Margaret Horton Potter (pseudonym, Robert Dolly Williams; May 20, 1881 – December 22, 1911) was an American novelist, specializing in historical fiction. Her first novel, A Social Lion, was published while she was still a teenager.

==Early life==
Potter was born in Chicago, Illinois, the daughter of Orrin Woodard Potter (1836–1907), a wealthy steel manufacturer, and Ellen Owen Potter, who was active in women's clubs.
She was educated at a local prep school and "pursued advanced studies under a private tutor".

==Career==
Potter was a teenager when R. R. Donnelley and Sons published her novel A Social Lion (1899), under the pseudonym Robert Dolly Williams. It features a wealthy Chicago writer who "lives in fear ... that a past alliance will be discovered and bring him social disgrace." Modeled on actual people and events in Chicago society, it was considered such a scandalous tale that her family tried (unsuccessfully) to prevent its publication.

Her other novels include Uncanonized: A Romance of English Monachism (1900); The House of de Mailly: A Romance (1901); Istar of Babylon: A Phantasy (1902); The Castle of Twilight (1903); The Flame-Gatherers (1904); The Fire of Spring (1905); The Genius (1906); The Princess (1907); and The Golden Ladder (1908). Most of them are historical fiction, with romance plots and exotic settings for American readers, though A Social Lion and The Golden Ladder are set in Chicago. There are fantasy elements in some of her novels, such as supernatural characters (the title character in Istar of Babylon is the goddess Ishtar) and the transmigrated souls in The Flame-Gatherers.

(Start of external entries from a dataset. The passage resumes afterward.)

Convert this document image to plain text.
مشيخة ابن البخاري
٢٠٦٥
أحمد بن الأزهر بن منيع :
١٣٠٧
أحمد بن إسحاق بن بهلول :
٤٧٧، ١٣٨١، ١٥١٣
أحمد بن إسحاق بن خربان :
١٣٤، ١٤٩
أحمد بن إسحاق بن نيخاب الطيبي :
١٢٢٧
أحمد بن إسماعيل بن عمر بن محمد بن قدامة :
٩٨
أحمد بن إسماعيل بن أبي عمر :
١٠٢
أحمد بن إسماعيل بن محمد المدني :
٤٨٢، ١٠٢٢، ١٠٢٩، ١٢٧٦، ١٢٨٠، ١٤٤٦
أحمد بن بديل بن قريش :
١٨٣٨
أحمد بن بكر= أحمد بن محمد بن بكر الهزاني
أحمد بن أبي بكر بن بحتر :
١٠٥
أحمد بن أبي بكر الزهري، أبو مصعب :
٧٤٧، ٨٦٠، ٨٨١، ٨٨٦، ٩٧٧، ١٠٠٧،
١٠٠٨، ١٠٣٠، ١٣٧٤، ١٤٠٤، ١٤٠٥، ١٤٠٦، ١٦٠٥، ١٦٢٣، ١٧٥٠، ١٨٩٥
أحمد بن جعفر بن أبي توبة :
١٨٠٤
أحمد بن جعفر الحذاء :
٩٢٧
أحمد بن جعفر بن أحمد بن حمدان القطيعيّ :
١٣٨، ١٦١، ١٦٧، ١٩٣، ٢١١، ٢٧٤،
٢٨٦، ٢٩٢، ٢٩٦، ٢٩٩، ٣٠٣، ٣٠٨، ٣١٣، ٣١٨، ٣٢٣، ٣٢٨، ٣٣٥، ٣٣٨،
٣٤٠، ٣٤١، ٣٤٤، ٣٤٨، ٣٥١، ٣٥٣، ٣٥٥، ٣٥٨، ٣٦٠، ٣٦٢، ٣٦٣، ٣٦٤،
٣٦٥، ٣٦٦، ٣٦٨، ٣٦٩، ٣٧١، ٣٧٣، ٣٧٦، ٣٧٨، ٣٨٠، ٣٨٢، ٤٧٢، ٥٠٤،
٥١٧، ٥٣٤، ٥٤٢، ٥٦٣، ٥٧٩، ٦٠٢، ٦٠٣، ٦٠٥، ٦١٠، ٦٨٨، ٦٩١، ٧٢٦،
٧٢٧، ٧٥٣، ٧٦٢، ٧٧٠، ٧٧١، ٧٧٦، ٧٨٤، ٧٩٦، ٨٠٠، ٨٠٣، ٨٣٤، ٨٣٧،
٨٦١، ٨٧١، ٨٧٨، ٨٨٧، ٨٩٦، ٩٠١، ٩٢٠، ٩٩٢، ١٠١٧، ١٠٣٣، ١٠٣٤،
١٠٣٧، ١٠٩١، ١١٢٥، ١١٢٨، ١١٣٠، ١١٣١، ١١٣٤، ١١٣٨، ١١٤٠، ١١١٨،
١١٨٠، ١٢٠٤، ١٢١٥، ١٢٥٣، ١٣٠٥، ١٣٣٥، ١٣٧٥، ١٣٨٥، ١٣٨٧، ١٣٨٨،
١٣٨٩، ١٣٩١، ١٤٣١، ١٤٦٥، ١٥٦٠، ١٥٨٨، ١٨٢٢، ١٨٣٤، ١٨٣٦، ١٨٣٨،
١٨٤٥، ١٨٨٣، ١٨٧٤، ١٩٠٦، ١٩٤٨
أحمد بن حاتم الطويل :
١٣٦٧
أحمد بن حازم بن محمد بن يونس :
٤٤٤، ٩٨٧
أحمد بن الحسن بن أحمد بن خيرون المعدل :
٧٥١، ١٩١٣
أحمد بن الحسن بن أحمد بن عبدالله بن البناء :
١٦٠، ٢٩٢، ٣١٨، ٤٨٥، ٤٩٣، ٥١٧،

Potter also wrote short stories and poems that appeared in Harper's Magazine. She and Wallace Rice co-wrote The Devil's Choice, a play that was produced in Chicago in 1909.

==Personal life==
Potter married lawyer John Donald Black (son of John C. Black) on January 1, 1902. In about 1905, she became addicted to morphine. In May 1910 she was declared mentally incompetent due to chronic alcoholism and morphine addiction and institutionalized. After her release, her husband divorced her for "habitual drunkenness". She died from a morphine overdose, ruled accidental, in 1911, aged 30 years.